И цементный завод будет с капиталом от Воронцова, и сразу десять небольших заводиков по производству подсолнечного масла готов поставить за свой счет Михаил Семёнович, и в строительстве мониторов он поучаствует… Наверняка потому, что флотские их уже рассмотрели. Однако в производстве ружей, револьверов или нарезной казнозарядной полевой пушки Воронцов категорически отказывался участвовать. Он считал эти проекты убыточными, пока не будет армейского заказа. Ну, а как получить этот заказ, если армия уже закупает оружие по контрактам на годы вперед?
Когда речь зашла о железной дороге, люди князя всё перевели в шутку. Не рассмотрели, значит, перспективы железнодорожного транспорта. Мне захотелось стукнуть кулаком по столу. Нужен отдельный рельсопрокатный завод, очень нужен! Свой, русский, пусть там и все руководство будет разговаривать на французском, немецком или английском. Но, конечно, я сдержался и шуметь с людьми Воронцова не стал. В этом направлении должен работать Бобринский. Он, может быть, на современном этапе самый рьяный поклонник железных дорог в России, недаром же лично уговорил императора на строительство Царскосельской дороги.
Провозились мы с этими работами целые сутки, а на сон было отдано только три часа. Воронцов спешил в Петербург, потому надолго задерживаться не мог, но вопросов в Екатеринославской губернии накопилась масса.
Вот и вышло, что стоял я теперь в прекрасных лакированных ботах, чувствуя, что ужасно хочется их скинуть, выйти отсюда да прилечь куда-нибудь на травку… Поспать под ветерком… И как же мне тогда веселиться на губернаторском балу, если ноги не держат?
— Барин, ваше высокоблагородие, — обращался ко мне ливрейный лакей, начальствующий над всеми слугами на балу.
— Что тебе, Иван Кузьмич? — спросил я.
Этого губернаторского слугу я не просто знал, но и работал с ним. На самом деле Иван Кузьмич, на мой взгляд, уже перерос должность ливрейного лакея. Я бы даже забрал его себе, немного подучил бы, ведь смекалки и хозяйственного взгляда у Ивана Кузьмича было более чем достаточно. Решено, чуть позже поговорю с Фабром.
— Вас в сад просят, — сообщил мне лакей, но поспешил добавить: — Там ваш человек.
Последнее уточнение было уместным.
У меня успел состояться очень жёсткий разговор с губернским полицмейстером Марницким.
Едва вернувшись, я потребовал от него тщательного расследования истории с попыткой опорочить честь и достоинство моей жены. Пусть и прошло всего лишь три дня с момента моего возвращения в Екатеринослав, крайне мало времени для медлительной полиции этого времени, но я был очень недоволен работой правоохранительных органов в Екатеринославе.
Конечно, только на Марницкого я надеяться не стал и дал поручение Тарасу. Всё выглядело крайне таинственно. Появляется, значит, тут какой-то Мистер Икс и говорит всякое про мою жену! И что же?. Такая история должна была иметь какое-то продолжение, но почему-то всё резко затихло.
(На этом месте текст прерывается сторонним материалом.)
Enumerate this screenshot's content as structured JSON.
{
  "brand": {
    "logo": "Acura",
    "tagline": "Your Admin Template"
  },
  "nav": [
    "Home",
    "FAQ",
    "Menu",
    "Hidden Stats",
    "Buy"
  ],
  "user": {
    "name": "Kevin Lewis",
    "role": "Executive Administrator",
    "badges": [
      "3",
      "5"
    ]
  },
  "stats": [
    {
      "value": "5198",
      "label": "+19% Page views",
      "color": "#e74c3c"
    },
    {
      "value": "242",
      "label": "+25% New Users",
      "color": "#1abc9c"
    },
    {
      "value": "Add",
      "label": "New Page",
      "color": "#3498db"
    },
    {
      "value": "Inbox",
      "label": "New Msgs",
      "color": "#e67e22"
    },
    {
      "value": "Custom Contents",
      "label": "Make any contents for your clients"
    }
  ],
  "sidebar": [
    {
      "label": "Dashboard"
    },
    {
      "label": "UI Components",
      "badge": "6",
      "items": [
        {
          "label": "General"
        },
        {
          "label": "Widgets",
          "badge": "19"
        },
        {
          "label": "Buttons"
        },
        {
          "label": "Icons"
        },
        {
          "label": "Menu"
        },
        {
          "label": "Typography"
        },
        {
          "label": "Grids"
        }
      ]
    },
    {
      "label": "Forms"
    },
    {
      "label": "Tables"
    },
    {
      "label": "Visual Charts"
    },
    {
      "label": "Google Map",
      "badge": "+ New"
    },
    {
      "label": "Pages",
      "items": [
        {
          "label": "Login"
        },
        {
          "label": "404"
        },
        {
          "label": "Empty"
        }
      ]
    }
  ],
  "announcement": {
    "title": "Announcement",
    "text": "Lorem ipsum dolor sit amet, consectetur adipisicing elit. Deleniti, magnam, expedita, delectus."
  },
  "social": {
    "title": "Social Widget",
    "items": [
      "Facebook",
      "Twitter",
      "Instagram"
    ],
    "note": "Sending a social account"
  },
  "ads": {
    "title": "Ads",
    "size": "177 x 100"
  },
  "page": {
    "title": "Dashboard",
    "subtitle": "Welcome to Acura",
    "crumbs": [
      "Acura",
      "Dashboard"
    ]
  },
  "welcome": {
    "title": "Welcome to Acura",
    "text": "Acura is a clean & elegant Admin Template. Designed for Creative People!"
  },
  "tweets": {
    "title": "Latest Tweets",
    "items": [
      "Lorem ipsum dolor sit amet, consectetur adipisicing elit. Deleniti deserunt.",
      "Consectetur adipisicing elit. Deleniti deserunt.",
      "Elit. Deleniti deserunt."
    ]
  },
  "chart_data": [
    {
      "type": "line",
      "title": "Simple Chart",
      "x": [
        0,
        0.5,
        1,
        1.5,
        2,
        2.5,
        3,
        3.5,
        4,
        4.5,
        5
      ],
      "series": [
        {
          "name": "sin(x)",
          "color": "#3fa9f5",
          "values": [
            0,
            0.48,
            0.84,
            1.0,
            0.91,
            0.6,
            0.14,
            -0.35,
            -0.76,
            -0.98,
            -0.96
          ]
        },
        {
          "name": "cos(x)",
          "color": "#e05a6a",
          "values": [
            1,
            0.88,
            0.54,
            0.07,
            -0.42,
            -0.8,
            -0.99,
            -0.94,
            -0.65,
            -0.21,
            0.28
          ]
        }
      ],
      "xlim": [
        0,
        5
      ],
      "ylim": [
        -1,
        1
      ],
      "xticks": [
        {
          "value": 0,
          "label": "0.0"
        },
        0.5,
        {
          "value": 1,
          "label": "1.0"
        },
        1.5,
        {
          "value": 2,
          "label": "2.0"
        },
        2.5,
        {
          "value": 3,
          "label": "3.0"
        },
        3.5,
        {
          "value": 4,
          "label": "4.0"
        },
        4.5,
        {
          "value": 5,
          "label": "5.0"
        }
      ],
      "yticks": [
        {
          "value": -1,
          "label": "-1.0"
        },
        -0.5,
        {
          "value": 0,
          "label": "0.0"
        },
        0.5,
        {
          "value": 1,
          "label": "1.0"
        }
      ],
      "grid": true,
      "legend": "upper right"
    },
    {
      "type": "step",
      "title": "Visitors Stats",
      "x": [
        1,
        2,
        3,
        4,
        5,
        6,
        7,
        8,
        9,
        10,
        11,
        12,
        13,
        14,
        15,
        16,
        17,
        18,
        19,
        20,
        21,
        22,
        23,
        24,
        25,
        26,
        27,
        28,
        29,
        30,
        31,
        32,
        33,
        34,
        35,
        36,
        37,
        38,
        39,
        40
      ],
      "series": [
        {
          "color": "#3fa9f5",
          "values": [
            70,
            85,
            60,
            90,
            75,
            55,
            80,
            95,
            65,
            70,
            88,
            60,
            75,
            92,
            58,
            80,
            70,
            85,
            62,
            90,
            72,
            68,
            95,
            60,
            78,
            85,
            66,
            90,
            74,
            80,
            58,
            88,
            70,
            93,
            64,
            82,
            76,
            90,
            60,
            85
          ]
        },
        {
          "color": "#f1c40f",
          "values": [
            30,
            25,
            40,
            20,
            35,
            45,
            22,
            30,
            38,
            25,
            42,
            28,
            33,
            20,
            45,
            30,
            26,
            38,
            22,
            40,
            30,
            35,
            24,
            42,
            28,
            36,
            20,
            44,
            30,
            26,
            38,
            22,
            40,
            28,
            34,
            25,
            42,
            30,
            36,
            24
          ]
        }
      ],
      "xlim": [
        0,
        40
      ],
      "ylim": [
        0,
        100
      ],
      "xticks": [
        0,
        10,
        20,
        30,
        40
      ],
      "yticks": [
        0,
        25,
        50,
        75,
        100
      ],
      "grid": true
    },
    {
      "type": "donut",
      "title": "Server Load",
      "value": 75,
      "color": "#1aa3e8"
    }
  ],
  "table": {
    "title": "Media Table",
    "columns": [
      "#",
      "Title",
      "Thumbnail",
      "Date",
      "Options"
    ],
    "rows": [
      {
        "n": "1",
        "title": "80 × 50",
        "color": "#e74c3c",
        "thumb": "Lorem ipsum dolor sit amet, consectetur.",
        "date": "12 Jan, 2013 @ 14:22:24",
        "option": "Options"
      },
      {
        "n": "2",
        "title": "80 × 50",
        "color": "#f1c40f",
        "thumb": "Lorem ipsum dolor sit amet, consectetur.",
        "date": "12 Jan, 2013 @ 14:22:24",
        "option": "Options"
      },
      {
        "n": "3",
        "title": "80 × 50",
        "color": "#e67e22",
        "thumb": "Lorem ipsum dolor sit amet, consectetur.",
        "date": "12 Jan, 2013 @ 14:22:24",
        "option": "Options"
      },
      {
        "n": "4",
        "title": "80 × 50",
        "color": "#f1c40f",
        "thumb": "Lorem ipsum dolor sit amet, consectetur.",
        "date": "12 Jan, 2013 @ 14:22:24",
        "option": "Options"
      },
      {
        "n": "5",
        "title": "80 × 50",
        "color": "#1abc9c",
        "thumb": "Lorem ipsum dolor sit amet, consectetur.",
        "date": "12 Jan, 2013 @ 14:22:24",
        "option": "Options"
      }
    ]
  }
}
Кажется, такой поворот меня озадачил даже больше, чем вся катавасия с цветами и громкими пошлыми заявлениями.
— Командир, — обратился ко мне Тарас, словно мы с ним всё ещё были на войне, и я его одёргивать не стал. — Когда были подарены цветы вашей супруге, видели здесь и Артамона. За ним проследили — он встречался… с вашей матушкой, простите великодушно, барин, за такие подробности, а после его дом сгорел.
— Так? — я весь обратился в слух, сонливость сняло как рукой.
— Нашли два обугленных тела: мужчины и женщины.
Тарас замялся.
— Продолжай! — решительно потребовал я.
Что там ещё за новости?
— Господин Мирский людей нанимал. С той бандой и я дружбу веду. Они не из местных, но ведут себя тихо, лишь изредка раньше выходили на дорогу, — доложил Тарас.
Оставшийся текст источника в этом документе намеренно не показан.